Check: help(AbstractClassifier) and help(THSClassifier)
Parameters:
- namestr
Name of the classifier model.
- save_resultsbool, optional (default=False)
Whether to save the results of the classification.
- n_jobsint, optional (default=-1)
The number of parallel jobs to run for computation. -1 means using all processors.
- verbosebool, optional (default=False)
Verbosity mode. If True, enables detailed output.
- random_stateint, optional (default=42)
Random seed used for reproducibility.
- filterwarningsstr, optional (default=’ignore’)
Warning filter setting. Used to control warnings generated by the model.
matclassification.methods.core.THSClassifier module
MAT-Tools: Python Framework for Multiple Aspect Trajectory Data Mining
The present package offers a tool, to support the user in the task of data analysis of multiple aspect trajectories.

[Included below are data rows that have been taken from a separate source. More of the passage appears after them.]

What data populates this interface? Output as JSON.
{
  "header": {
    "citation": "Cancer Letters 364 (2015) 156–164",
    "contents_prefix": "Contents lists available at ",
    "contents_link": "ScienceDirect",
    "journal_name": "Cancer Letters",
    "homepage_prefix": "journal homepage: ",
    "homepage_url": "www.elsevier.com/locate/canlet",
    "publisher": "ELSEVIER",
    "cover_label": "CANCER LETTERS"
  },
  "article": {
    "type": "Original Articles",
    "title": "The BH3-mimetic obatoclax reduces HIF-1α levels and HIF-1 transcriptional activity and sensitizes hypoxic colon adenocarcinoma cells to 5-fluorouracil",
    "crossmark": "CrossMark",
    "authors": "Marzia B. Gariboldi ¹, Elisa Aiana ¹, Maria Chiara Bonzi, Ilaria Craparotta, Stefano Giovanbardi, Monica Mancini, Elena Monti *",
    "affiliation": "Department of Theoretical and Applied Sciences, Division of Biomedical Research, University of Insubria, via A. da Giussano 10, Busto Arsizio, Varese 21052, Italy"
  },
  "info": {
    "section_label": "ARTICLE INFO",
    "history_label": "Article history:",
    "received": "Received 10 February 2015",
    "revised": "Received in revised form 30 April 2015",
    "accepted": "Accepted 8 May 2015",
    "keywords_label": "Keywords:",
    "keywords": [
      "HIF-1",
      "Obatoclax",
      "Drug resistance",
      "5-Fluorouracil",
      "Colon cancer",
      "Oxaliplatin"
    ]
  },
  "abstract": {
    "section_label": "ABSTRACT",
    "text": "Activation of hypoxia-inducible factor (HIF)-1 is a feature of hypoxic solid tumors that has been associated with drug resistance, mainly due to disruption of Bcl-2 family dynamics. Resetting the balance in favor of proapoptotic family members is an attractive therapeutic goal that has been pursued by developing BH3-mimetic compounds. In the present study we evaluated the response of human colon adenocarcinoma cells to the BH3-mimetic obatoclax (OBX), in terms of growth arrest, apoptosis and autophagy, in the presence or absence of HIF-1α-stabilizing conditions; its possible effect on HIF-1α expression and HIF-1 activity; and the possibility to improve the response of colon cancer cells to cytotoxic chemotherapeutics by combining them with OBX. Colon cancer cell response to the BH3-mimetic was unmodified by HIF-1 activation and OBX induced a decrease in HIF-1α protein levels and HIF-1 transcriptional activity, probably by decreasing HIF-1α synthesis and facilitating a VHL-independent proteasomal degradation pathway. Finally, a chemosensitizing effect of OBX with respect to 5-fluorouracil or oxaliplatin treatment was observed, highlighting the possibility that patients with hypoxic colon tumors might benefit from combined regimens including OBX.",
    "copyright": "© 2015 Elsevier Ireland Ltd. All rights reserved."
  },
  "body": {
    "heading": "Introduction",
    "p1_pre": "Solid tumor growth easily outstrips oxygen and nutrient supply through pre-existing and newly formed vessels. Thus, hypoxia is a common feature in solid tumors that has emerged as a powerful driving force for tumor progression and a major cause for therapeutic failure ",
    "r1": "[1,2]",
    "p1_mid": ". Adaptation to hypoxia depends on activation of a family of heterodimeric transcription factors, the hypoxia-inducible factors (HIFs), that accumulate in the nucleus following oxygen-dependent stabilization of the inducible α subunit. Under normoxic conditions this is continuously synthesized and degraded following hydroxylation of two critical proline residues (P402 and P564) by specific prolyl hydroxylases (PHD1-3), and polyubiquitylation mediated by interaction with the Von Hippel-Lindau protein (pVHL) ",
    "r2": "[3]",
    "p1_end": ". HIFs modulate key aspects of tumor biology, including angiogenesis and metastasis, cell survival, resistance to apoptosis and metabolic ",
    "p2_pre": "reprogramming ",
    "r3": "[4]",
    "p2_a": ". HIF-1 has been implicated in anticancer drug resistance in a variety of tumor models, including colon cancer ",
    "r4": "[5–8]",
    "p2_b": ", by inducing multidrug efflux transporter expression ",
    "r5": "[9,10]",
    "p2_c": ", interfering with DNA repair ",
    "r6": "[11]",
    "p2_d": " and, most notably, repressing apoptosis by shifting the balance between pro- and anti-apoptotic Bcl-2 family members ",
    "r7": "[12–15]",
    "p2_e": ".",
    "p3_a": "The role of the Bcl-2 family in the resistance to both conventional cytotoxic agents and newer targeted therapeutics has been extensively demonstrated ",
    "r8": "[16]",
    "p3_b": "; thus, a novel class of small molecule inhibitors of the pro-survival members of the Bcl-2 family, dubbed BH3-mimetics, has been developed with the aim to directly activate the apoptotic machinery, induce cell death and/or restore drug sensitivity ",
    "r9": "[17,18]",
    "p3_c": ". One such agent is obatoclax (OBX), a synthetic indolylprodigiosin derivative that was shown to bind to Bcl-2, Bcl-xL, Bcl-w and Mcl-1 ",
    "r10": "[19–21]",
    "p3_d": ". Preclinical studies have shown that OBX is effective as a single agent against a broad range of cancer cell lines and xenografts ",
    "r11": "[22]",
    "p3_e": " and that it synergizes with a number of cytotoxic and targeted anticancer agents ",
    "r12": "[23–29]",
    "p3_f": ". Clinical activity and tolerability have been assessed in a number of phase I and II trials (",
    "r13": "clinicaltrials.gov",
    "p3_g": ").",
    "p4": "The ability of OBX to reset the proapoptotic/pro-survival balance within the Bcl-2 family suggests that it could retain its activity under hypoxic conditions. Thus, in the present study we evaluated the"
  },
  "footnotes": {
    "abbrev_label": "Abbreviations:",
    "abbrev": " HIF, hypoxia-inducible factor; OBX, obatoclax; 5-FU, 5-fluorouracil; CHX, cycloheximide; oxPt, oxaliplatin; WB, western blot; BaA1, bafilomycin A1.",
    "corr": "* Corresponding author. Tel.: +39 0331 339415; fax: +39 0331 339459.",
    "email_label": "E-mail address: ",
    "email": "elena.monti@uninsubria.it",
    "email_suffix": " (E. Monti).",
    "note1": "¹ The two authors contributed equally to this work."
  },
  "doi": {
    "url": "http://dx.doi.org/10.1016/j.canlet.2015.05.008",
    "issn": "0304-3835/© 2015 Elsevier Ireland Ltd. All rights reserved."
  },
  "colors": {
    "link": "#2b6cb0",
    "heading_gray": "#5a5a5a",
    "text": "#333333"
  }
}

It integrates into a unique framework for multiple aspects trajectories and in general for multidimensional sequence data mining methods. Copyright (C) 2022, MIT license (this portion of code is subject to licensing from source project distribution)
Created on Dec, 2021 Copyright (C) 2022, License GPL Version 3 or superior (see LICENSE file)
- Authors:
Tarlis Portela
- class matclassification.methods.core.THSClassifier.THSClassifier(name='NN', save_results=False, n_jobs=-1, verbose=False, random_state=42, filterwarnings='ignore')[source]
Bases:
HSClassifier
A hyperparameter optimization classifier for trajectory data, leveraging similarity measures and support for geospatial data encoding (Geohash or IndexGrid).
#TODO Geohash and IndexGrid encoding and testing
Check: help(AbstractClassifier) and help(HSClassifier)
Parameters:
- namestr
Name of the classifier model.
- save_resultsbool, optional (default=False)
Whether to save the results of the classification.
- n_jobsint, optional (default=-1)
The number of parallel jobs to run for computation. -1 means using all processors.
- verbosebool, optional (default=False)
Verbosity mode. If True, enables detailed output.
- random_stateint, optional (default=42)
Random seed used for reproducibility.
- filterwarningsstr, optional (default=’ignore’)
Warning filter setting to control output warnings.
- prepare_input(train, test, tid_col='tid', class_col='label', space_geohash=False, geo_precision=30, validate=False)[source]
- test(rounds=1, dir_evaluation='.')[source]
Tests the model in teh simgle best model trained, over a specified number of rounds, each with a different random seeds, to simulate multiple model evaluations.
Parameters:
- roundsint, optional
The number of evaluation rounds (default: 1).
- dir_evaluationstr, optional
Directory where evaluation results will be saved (default: current directory).
Returns:
- pd.DataFrame, np.array
A DataFrame containing the evaluation report and the predicted labels for the test data.
- train(dir_validation='.')[source]
Trains the model using all hyperparameter configurations.
If validation is enabled, it will evaluate on a validation set; otherwise, it evaluates on the test set. Results are optionally saved to a CSV file.
Parameters:
- dir_validationstr, optional
Directory where validation results will be saved (default: current directory).
Returns:
- pd.DataFrame
A DataFrame containing the training report with evaluation metrics for the model.